Она просмотрела все бумаги в столе, принадлежавшем когда-то отцу. Документы, подтверждающие право собственности на дом, ее документы, начиная от начальной школы и заканчивая аттестатом, свидетельство о браке родителей — никому не нужное доказательство законности ее появления на свет, медицинское свидетельство о состоянии здоровья матери после перенесенного в молодости туберкулеза, в общем, ничего, что нужно было бы уничтожить.
Просмотром бумаг она и ограничилась, больше ничего сделать не успела. Вещи матери продолжали висеть в шкафу, ожидая, что их приведут в порядок.
НОВЫЙ ЗАМЕЧАТЕЛЬНЫЙ ПРОДУКТ!
Новый — избитое слово. Сейчас едва ли не все — новость. А может, вернуться к традициям? Не к новому, а, наоборот, к старому, надежному, испытанному?
Попробовать?
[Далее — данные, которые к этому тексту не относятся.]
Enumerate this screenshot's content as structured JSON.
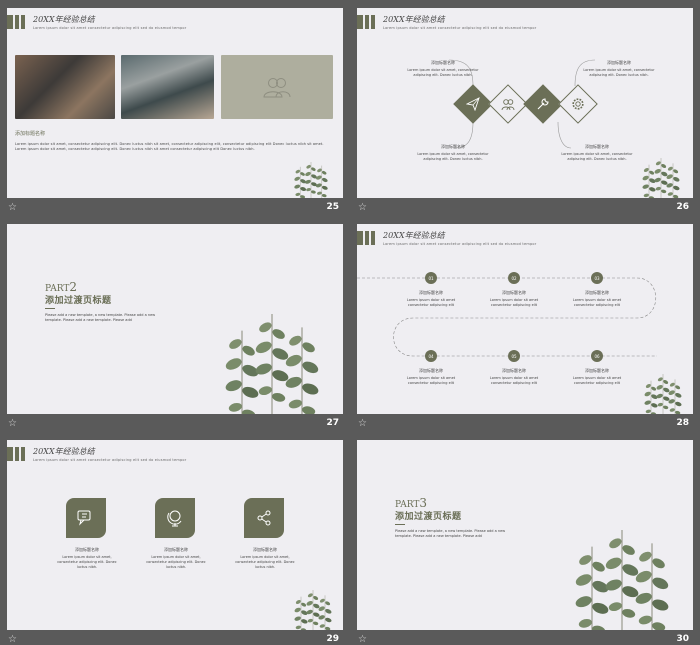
{
  "header": {
    "title": "20XX年经验总结",
    "subtitle": "Lorem ipsum dolor sit amet consectetur adipiscing elit sed do eiusmod tempor"
  },
  "slide_numbers": [
    "25",
    "26",
    "27",
    "28",
    "29",
    "30"
  ],
  "slide25": {
    "label": "添加标题名称",
    "paragraph": "Lorem ipsum dolor sit amet, consectetur adipiscing elit. Donec luctus nibh sit amet, consectetur adipiscing elit, consectetur adipiscing elit Donec luctus nibh sit amet. Lorem ipsum dolor sit amet, consectetur adipiscing elit. Donec luctus nibh sit amet consectetur adipiscing elit Donec luctus nibh."
  },
  "slide26": {
    "items": [
      {
        "title": "添加标题名称",
        "text": "Lorem ipsum dolor sit amet, consectetur adipiscing elit. Donec luctus nibh."
      },
      {
        "title": "添加标题名称",
        "text": "Lorem ipsum dolor sit amet, consectetur adipiscing elit. Donec luctus nibh."
      },
      {
        "title": "添加标题名称",
        "text": "Lorem ipsum dolor sit amet, consectetur adipiscing elit. Donec luctus nibh."
      },
      {
        "title": "添加标题名称",
        "text": "Lorem ipsum dolor sit amet, consectetur adipiscing elit. Donec luctus nibh."
      }
    ]
  },
  "slide27": {
    "part_word": "PART",
    "part_num": "2",
    "title": "添加过渡页标题",
    "desc": "Please add a new template, a new template. Please add a new template. Please add a new template. Please add"
  },
  "slide28": {
    "steps": [
      {
        "num": "01",
        "title": "添加标题名称",
        "text": "Lorem ipsum dolor sit amet consectetur adipiscing elit"
      },
      {
        "num": "02",
        "title": "添加标题名称",
        "text": "Lorem ipsum dolor sit amet consectetur adipiscing elit"
      },
      {
        "num": "03",
        "title": "添加标题名称",
        "text": "Lorem ipsum dolor sit amet consectetur adipiscing elit"
      },
      {
        "num": "04",
        "title": "添加标题名称",
        "text": "Lorem ipsum dolor sit amet consectetur adipiscing elit"
      },
      {
        "num": "05",
        "title": "添加标题名称",
        "text": "Lorem ipsum dolor sit amet consectetur adipiscing elit"
      },
      {
        "num": "06",
        "title": "添加标题名称",
        "text": "Lorem ipsum dolor sit amet consectetur adipiscing elit"
      }
    ]
  },
  "slide29": {
    "items": [
      {
        "title": "添加标题名称",
        "text": "Lorem ipsum dolor sit amet, consectetur adipiscing elit. Donec luctus nibh."
      },
      {
        "title": "添加标题名称",
        "text": "Lorem ipsum dolor sit amet, consectetur adipiscing elit. Donec luctus nibh."
      },
      {
        "title": "添加标题名称",
        "text": "Lorem ipsum dolor sit amet, consectetur adipiscing elit. Donec luctus nibh."
      }
    ]
  },
  "slide30": {
    "part_word": "PART",
    "part_num": "3",
    "title": "添加过渡页标题",
    "desc": "Please add a new template, a new template. Please add a new template. Please add a new template. Please add"
  },
  "colors": {
    "accent": "#6b6f57",
    "slide_bg": "#efeef2",
    "page_bg": "#5a5a5a"
  },
  "icons": [
    "team-icon",
    "paper-plane-icon",
    "users-icon",
    "wrench-icon",
    "gear-icon",
    "chat-icon",
    "globe-icon",
    "share-icon",
    "star-icon"
  ]
}
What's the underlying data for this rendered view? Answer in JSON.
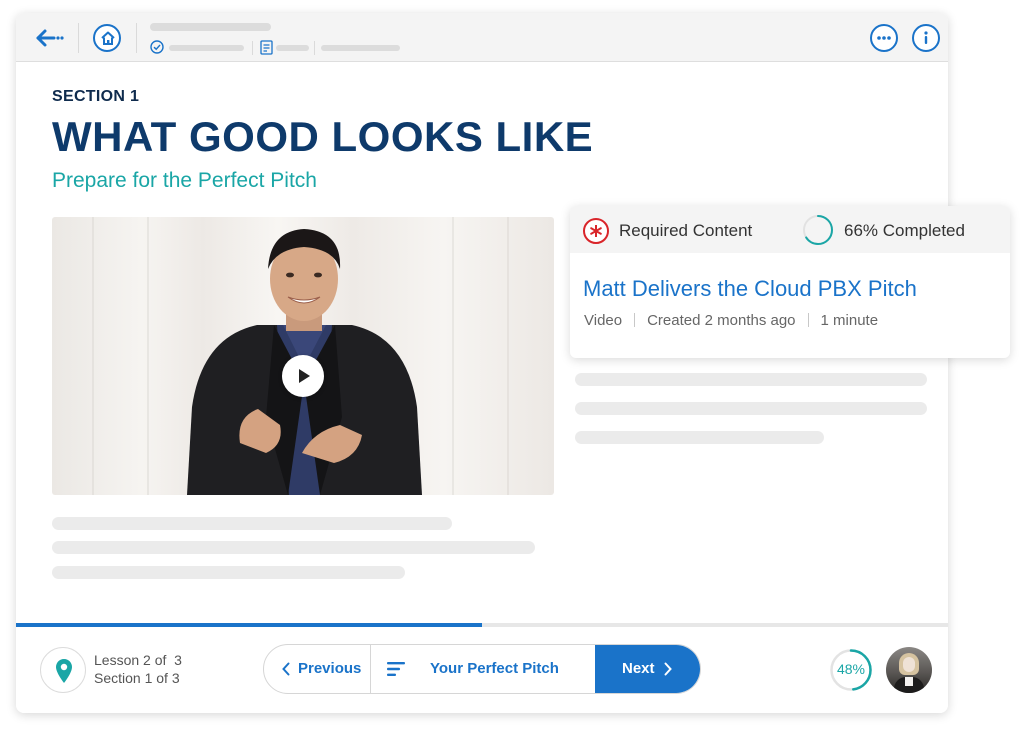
{
  "header": {
    "back_icon": "arrow-left-icon",
    "home_icon": "home-icon",
    "more_icon": "ellipsis-icon",
    "info_icon": "info-icon"
  },
  "content": {
    "section_label": "SECTION 1",
    "title": "WHAT GOOD LOOKS LIKE",
    "subtitle": "Prepare for the Perfect Pitch"
  },
  "card": {
    "required_label": "Required Content",
    "completed_label": "66% Completed",
    "completed_fraction": 0.66,
    "item_title": "Matt Delivers the Cloud PBX Pitch",
    "meta": [
      "Video",
      "Created 2 months ago",
      "1 minute"
    ]
  },
  "footer": {
    "lesson": "Lesson 2 of  3",
    "section": "Section 1 of 3",
    "previous_label": "Previous",
    "menu_label": "Your Perfect Pitch",
    "next_label": "Next",
    "progress_percent": "48%",
    "progress_fraction": 0.48,
    "course_progress_fraction": 0.5
  },
  "colors": {
    "accent_blue": "#1a73c9",
    "title_navy": "#0e3a6b",
    "teal": "#1aa6a6",
    "required_red": "#d9252a"
  }
}
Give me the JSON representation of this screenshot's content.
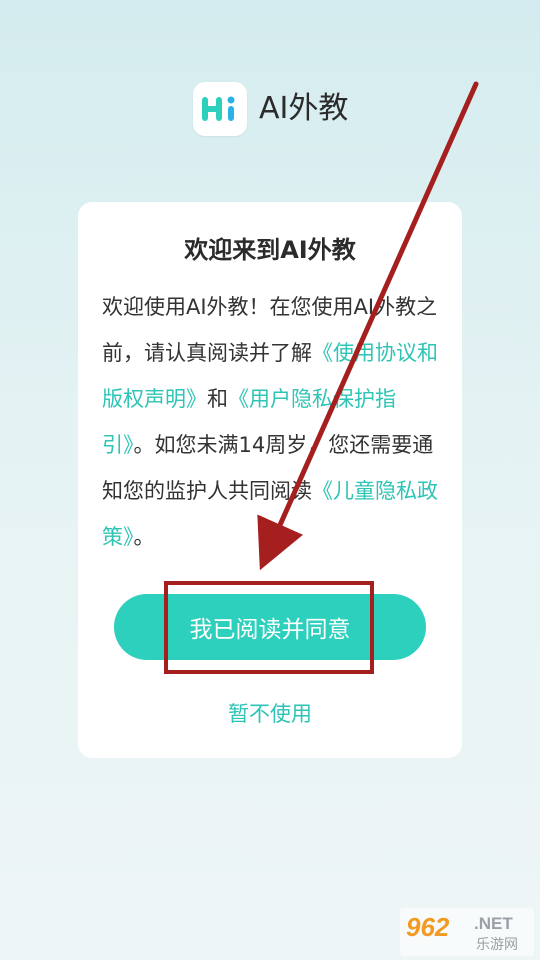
{
  "header": {
    "logo_text": "Hi",
    "app_name": "AI外教"
  },
  "dialog": {
    "title": "欢迎来到AI外教",
    "body_intro": "欢迎使用AI外教！在您使用AI外教之前，请认真阅读并了解",
    "link_terms": "《使用协议和版权声明》",
    "and_text": "和",
    "link_privacy": "《用户隐私保护指引》",
    "body_mid": "。如您未满14周岁，您还需要通知您的监护人共同阅读",
    "link_child": "《儿童隐私政策》",
    "body_end": "。",
    "agree_label": "我已阅读并同意",
    "decline_label": "暂不使用"
  },
  "watermark": {
    "big": "962",
    "net": ".NET",
    "cn": "乐游网"
  },
  "colors": {
    "accent": "#2dcfbd",
    "link": "#2ec4b6",
    "annotation_red": "#a61f1f"
  }
}
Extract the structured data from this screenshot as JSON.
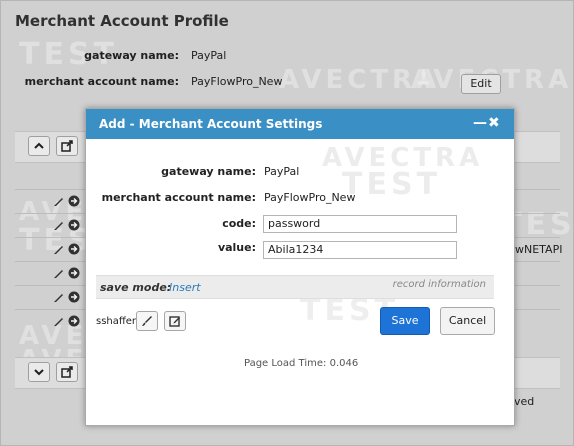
{
  "page": {
    "title": "Merchant Account Profile",
    "gateway_label": "gateway name:",
    "gateway_value": "PayPal",
    "merchant_label": "merchant account name:",
    "merchant_value": "PayFlowPro_New",
    "edit_button": "Edit",
    "partial_text_right": "wNETAPI",
    "partial_text_bottom": "ved",
    "watermarks": [
      "AVECTRA",
      "TEST",
      "AVECTRA",
      "TEST",
      "AVECTRA",
      "TEST"
    ]
  },
  "dialog": {
    "title": "Add - Merchant Account Settings",
    "fields": {
      "gateway_label": "gateway name:",
      "gateway_value": "PayPal",
      "merchant_label": "merchant account name:",
      "merchant_value": "PayFlowPro_New",
      "code_label": "code:",
      "code_value": "password",
      "value_label": "value:",
      "value_value": "Abila1234"
    },
    "save_mode_label": "save mode:",
    "save_mode_value": "Insert",
    "record_info": "record information",
    "user": "sshaffer",
    "save_button": "Save",
    "cancel_button": "Cancel",
    "page_load": "Page Load Time: 0.046"
  },
  "colors": {
    "header_blue": "#3a8fc4",
    "save_blue": "#1e74d6",
    "link_blue": "#2a7ab5"
  }
}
Нет, люди больше не хотят пробовать, проверять, они устали от бесконечного потока новых вещей — еще более совершенных, еще более необходимых, по еще более доступным ценам.
Пустой экран компьютера, на котором виднелись только панели инструментов, уже не вызывал желания работать. Может, стоит потратить эти три свободных дня, чтобы привести все в порядок?
ПРИВЕДИ В ПОРЯДОК ТО, ЧТО ТЕБЯ ОКРУЖАЕТ. ПОЙМИ, ЧТО ДЛЯ ТЕБЯ ВАЖНО, ЭТО ТВОЙ ВЫБОР!
НАЙДИ ВЕРНОЕ РЕШЕНИЕ!
Нет. Это ужасно.
Нужно обратиться к тому, что людям ближе всего. Но откуда ей знать, что им ближе всего? А что важно для нее самой?
Она встала и подошла к окну. Все вокруг стало белым и казалось нереальным. Долгожданный праздник для счастливых детей. Для детей, которые ждут подарков и проверяют, стоят ли в прихожей мокрые ботинки отца. Для тех, кто ждет.
Когда во двор вышел Лукаш, сын соседей, она отошла от окна. Он вернулся из Франции один, а мать говорила ей, что он там женился.
Ну что ж, мужчины всегда уходят. Она не хотела, чтобы он ее заметил. Не хотела общаться с такими людьми. Они оба были одиноки, это верно, но она всегда была честной. Никому не причинила боли, не оставила супруга с ребенком, как наверняка сделал Лукаш. Она помнила его еще мальчиком — он не хотел с ней играть. Она была младше, а когда тебе одиннадцать лет, вряд ли будешь искать общества пятилетней девочки; она это прекрасно понимает — теперь. А тогда была разочарована и обижена: пока она, сидя на корточках под елкой, пыталась очистить от скорлупы орехи, завернутые в золотую фольгу, он равнодушно сидел за столом с родителями.